CVE-2022-24785: 
JavaScript vulnerability analysis and mitigation

A path traversal vulnerability (CVE-2022-24785) was discovered in Moment.js, a JavaScript date library for parsing, validating, manipulating, and formatting dates. The vulnerability affects versions between 1.0.1 and 2.29.1, particularly impacting npm (server) users when a user-provided locale string is directly used to switch moment locale. The issue was patched in version 2.29.2 (GitHub Advisory, NVD).

The vulnerability is classified as a path traversal issue (CWE-22, CWE-27) with a CVSS v3.1 base score of 7.5 HIGH (CVSS:3.1/AV:N/AC:L/PR:N/UI:N/S:U/C:N/I:H/A:N). The issue occurs when handling user-provided locale strings, where insufficient validation could allow an attacker to traverse directories through the locale parameter (GitHub Advisory).

Successful exploitation of this vulnerability could lead to addition or modification of data through path traversal. The vulnerability allows attackers to potentially access or modify files outside the intended directory structure when processing locale strings (NetApp Advisory).

The primary mitigation is to upgrade to Moment.js version 2.29.2 which contains the fix for this vulnerability.
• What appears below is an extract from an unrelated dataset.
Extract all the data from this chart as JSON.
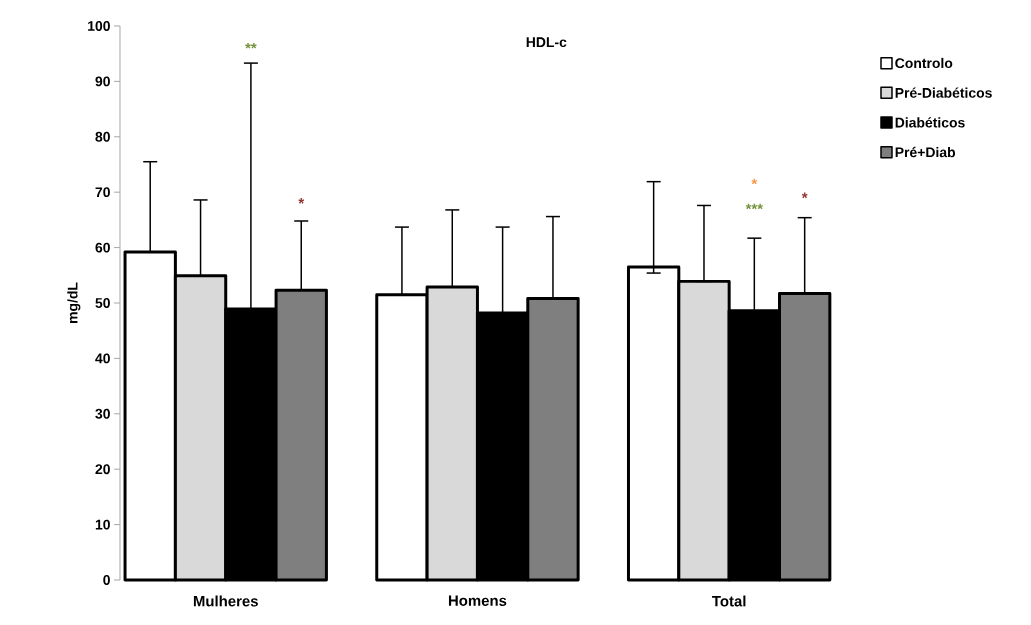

As a workaround, if upgrading is not immediately possible, users should sanitize any user-provided locale name before passing it to Moment.js (GitHub Advisory, Debian Advisory).

Multiple organizations and vendors responded to this vulnerability by releasing security advisories and patches, including NetApp, Tenable, and various Linux distributions. Debian included this fix in their security updates, and Fedora released updated packages to address the vulnerability (Debian Advisory, Fedora Update).